HealthEast ambulance moves into new digs in the Beacon Bluff Business Center

left to right - Brad Anderson, Senior Director of HealthEast Medical Transportation; Ann Schrader, HealthEast Care System Chief Operating Officer; Saint Paul Mayor Chris Coleman; and Port Authority President Louis Jambois
Several dreams moved closer to reality this summer with the completion and opening of the new HealthEast Medical Transportation facility at the corner of Reaney Avenue and Arcade Street on Saint Paul’s East Side.
“It has been a 25-year journey that has gotten us to this point,” said Ann Schrader, chief operating officer of HealthEast Care System. “Now we can start living the vision we’ve dreamed about for all these years.”
But perhaps more significantly, the new transportation facility, constructed on what was once a 3M Co. parking lot and equipment storage area, also represents dreams for the future of the East Side.
“It’s really an important step to reclaim the jobs that were lost when businesses like 3M and Whirlpool went away,” said Saint Paul Mayor Chris Coleman, who joined Port Authority President Louis Jambois and HealthEast officials in an Aug. 18 ribbon-cutting ceremony that dedicated the 4.5-acre facility.
“This marks the beginning of the reshaping of the whole East Side,” Coleman predicted.
Built at a cost of $5.1 million, the new facility is a major multipurpose building. It’s part of the Port Authority’s initiative to redevelop the old 3M campus.

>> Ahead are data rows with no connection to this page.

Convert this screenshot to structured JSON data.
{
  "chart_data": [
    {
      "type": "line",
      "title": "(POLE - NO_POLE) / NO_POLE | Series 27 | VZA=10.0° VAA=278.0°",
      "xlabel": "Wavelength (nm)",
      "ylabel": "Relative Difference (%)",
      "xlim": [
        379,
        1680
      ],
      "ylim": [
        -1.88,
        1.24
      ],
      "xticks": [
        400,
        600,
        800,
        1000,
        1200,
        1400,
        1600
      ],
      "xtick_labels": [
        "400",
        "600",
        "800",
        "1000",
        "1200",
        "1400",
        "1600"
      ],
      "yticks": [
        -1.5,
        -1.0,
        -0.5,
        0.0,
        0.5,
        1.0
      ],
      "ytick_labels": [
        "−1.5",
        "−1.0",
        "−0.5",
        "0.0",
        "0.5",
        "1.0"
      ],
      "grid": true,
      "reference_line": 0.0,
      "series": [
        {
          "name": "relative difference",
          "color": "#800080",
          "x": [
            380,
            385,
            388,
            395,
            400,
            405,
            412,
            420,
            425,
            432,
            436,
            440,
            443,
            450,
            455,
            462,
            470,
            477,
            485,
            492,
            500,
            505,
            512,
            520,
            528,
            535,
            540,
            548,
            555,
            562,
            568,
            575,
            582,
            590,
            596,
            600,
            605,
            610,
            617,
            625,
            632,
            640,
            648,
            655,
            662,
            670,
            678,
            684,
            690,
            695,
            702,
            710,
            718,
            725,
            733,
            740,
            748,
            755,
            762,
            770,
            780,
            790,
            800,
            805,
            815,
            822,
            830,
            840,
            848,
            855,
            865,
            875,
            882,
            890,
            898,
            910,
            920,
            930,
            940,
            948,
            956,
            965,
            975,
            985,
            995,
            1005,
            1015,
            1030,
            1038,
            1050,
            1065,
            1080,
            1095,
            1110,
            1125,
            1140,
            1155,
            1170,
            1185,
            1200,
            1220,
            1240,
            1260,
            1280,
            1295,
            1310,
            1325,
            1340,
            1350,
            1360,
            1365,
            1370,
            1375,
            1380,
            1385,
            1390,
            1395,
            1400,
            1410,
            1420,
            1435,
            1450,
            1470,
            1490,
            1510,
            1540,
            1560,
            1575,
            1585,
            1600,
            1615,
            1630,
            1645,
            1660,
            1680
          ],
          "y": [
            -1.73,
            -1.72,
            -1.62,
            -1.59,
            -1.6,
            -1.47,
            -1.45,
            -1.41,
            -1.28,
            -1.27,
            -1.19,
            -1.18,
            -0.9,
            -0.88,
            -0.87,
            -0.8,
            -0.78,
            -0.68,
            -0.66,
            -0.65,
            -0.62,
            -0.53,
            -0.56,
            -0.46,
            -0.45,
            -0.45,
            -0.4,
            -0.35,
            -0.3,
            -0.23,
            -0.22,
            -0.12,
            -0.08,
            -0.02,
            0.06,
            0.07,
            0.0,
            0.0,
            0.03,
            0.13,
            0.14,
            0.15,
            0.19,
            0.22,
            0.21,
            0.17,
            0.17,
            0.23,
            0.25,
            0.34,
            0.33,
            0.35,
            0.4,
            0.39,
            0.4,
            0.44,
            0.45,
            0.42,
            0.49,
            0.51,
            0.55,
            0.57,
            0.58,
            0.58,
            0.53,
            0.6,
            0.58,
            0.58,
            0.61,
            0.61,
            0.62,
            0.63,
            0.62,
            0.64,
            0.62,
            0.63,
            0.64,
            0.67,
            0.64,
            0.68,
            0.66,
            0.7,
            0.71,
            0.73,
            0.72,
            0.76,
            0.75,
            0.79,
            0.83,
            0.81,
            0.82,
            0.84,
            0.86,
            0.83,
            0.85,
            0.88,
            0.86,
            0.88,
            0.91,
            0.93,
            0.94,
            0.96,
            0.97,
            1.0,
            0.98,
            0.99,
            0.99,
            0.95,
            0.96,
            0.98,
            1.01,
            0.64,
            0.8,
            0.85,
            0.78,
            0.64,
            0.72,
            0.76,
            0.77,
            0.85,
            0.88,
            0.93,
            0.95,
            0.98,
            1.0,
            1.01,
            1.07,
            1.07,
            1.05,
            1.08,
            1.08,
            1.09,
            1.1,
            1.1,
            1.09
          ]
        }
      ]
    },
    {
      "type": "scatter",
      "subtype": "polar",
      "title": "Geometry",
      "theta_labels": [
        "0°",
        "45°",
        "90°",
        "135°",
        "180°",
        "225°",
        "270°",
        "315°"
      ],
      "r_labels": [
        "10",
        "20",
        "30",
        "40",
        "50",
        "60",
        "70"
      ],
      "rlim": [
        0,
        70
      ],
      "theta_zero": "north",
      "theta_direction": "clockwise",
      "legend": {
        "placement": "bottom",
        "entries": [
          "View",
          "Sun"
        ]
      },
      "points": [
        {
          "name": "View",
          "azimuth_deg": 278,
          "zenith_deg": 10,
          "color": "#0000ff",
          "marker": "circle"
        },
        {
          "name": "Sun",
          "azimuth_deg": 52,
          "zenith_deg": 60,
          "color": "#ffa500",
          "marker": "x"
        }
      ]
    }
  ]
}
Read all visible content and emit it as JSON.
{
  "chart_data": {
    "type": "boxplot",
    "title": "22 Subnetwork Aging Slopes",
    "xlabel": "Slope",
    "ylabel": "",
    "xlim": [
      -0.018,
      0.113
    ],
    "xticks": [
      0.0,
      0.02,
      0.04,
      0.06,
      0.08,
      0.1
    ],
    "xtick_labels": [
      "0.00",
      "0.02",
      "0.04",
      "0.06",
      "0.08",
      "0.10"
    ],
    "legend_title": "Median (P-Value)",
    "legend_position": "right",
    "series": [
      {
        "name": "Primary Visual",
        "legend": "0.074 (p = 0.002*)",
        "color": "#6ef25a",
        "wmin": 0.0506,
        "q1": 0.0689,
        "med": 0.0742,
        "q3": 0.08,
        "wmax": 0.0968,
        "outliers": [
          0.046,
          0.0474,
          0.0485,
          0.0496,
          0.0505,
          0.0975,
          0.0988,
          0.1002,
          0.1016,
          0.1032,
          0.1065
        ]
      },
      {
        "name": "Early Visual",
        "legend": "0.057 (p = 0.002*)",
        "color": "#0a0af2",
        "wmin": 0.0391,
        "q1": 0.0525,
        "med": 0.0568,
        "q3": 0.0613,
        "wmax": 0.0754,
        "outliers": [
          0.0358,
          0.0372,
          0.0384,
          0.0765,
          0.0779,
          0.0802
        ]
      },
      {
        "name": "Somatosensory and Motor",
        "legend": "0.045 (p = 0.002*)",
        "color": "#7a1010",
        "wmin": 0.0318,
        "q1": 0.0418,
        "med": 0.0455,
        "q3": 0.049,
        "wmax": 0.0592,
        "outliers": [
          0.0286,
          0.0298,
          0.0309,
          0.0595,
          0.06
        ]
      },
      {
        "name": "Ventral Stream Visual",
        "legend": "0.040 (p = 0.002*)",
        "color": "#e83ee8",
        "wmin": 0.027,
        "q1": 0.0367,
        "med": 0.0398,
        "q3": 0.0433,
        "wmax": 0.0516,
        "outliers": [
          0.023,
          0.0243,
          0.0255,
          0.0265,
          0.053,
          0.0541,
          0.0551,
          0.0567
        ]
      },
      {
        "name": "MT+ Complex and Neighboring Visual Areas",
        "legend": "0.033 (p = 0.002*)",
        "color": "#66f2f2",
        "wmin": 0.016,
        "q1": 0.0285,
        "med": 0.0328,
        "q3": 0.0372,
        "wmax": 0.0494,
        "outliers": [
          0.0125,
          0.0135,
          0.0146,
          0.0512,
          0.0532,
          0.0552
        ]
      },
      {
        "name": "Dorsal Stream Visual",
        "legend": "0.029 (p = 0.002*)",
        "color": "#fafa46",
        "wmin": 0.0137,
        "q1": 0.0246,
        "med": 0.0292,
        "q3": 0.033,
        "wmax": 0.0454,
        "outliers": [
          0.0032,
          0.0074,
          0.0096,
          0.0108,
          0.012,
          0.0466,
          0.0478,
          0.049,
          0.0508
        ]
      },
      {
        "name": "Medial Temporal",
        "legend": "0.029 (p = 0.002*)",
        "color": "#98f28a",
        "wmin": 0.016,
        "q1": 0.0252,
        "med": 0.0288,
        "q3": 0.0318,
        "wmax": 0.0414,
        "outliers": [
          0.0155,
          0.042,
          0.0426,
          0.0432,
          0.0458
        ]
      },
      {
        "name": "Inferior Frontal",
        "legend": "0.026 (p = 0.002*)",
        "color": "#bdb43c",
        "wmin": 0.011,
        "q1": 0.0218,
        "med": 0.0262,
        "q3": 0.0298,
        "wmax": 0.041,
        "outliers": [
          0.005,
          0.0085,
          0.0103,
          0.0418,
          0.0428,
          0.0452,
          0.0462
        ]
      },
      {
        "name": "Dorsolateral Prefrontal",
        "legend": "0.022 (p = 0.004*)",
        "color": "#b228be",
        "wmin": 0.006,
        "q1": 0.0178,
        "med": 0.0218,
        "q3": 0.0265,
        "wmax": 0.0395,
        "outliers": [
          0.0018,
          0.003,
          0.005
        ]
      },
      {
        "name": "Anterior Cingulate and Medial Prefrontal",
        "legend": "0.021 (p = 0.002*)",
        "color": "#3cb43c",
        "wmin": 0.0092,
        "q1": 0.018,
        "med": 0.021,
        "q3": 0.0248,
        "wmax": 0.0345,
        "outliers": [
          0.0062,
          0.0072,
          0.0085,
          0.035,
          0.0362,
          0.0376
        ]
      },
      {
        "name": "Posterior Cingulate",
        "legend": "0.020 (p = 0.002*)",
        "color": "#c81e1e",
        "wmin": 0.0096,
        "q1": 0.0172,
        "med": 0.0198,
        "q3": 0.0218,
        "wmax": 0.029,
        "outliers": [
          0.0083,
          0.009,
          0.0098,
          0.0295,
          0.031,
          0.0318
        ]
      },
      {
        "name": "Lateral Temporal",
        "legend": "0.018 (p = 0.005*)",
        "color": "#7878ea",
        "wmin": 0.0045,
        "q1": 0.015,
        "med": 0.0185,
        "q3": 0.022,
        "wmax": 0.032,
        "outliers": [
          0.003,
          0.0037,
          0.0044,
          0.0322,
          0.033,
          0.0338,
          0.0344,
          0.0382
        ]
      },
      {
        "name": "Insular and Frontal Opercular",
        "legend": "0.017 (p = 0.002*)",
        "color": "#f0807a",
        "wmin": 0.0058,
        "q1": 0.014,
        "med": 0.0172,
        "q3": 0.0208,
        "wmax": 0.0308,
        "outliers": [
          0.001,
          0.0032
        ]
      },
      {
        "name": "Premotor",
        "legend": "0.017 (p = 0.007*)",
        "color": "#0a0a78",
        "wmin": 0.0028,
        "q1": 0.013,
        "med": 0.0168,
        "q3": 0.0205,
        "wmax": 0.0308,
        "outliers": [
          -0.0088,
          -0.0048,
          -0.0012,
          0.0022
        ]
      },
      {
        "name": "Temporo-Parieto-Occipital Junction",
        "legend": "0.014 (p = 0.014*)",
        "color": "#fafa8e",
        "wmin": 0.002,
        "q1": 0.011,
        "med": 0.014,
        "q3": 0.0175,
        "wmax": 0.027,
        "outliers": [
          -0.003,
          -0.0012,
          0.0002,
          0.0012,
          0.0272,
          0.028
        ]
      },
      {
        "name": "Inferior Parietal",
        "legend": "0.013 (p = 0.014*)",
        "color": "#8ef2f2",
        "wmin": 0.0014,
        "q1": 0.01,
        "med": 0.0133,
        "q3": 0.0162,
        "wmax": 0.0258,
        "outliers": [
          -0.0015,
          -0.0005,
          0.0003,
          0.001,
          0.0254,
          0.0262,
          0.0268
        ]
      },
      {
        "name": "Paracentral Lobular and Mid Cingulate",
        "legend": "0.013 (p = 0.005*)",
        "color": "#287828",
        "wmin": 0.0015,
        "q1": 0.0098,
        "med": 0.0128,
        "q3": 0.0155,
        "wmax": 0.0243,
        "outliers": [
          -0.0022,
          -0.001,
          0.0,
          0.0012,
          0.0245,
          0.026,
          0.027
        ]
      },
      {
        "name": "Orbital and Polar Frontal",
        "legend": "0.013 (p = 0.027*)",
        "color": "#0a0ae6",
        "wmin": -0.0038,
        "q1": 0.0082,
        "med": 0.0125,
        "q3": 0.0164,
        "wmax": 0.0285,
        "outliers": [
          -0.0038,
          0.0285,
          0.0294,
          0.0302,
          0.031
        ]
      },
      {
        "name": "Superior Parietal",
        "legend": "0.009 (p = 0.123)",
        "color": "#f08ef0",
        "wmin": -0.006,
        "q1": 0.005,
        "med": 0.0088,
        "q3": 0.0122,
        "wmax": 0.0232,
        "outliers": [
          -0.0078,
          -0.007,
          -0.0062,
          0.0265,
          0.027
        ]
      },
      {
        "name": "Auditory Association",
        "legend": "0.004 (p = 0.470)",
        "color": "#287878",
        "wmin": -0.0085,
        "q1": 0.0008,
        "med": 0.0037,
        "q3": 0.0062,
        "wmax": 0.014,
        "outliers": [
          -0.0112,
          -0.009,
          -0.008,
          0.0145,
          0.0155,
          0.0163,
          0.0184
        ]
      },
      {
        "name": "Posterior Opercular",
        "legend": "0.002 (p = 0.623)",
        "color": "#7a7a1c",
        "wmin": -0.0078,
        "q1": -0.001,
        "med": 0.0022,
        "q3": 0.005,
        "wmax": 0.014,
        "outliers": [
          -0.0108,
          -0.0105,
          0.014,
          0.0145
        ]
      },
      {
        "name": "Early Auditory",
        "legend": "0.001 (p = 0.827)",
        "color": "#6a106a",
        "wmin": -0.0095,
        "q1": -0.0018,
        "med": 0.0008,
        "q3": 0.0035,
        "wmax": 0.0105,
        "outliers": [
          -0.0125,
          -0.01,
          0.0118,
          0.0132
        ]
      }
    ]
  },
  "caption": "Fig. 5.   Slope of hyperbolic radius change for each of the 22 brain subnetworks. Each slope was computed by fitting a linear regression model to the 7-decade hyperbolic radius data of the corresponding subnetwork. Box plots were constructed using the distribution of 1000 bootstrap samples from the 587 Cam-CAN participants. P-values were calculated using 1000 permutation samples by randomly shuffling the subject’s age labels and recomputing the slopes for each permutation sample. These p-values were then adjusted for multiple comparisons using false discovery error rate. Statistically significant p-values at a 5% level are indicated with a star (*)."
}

“I don’t think we could have done this without the Port’s help – particularly their financial expertise,” said Brad Anderson, System Director for HealthEast Medical Transportation. “They helped us line up a lot of partners, including federal and state resources.”
In addition to a massive indoor parking lot for HealthEast’s fleet of ambulances and medical-transportation vehicles, the sprawling one-story building houses a 10-bay automotive maintenance shop that is also open to the general public, plus a 911 dispatch center that will serve 10 communities in northern Dakota County. The communications center also will coordinate a variety of medical transportation services, using GPS technology to track locations.
Ambulances dispatched from the building now average 30,000 runs – or 82 dispatches a day — ranging from emergency calls to non-emergency patient transportation for such things as doctor appointments.
Equally significant is the new facility’s training and education area that includes a 100-seat conference center, a simulation training area with remote television capability, plus a large computer lab for other training exercises.
“Part of our strategic planning is to provide a continuity of service by having doctors and nurses train together with paramedics and EMTs,” Anderson noted. “We can provide it by having these professionals come to our EMT campus or teleconference or use online services. It’s all together under one roof.”
Anderson says the new East Side facility is a vast improvement – and more than twice as big – over the old transportation facility at Dale Street and Como Avenue that had housed HeathEast Medical Transportation since 1995.
“In the winter, the ambulances sat outside and the crews had to keep them running so that the equipment didn’t get too cold for the patients,” Anderson recalled. “We had a conference room, but it could only hold 20 people.”
Coincidentally, 2010 also marks the 100th anniversary for the ambulance service, which traces its origins back to 1910, when an entrepreneur named Henry Olson converted a Model “A” Ford into an emergency vehicle. After 75 years and several mergers, the service became part of the HealthEast Care System in 1986. It’s now part of an integrated system that includes four hospitals (Bethesda, St. Joseph’s, St. John’s and Woodwinds Health Campus), plus 14 primary and specialty care clinics and other services.
For Anderson, who went to work for the ambulance service 35 years ago when he got an after-school job washing vehicles, the opening of the new transportation facility is a highlight of his career.
“At the end of the day, what we do is a business,” Anderson said. “But I don’t think I would have stayed with it all these years if it hasn’t been something more than that. I think most of us feel that we’re serving the community first and everything else comes after that.
“We have this great new facility, but the general public will never see it,” he added. “What they will see, many of them, is the inside of an ambulance. Our personnel are the first line of contact with patients who need health services. This new building is part of our goal to deliver some of the best-quality care anywhere.”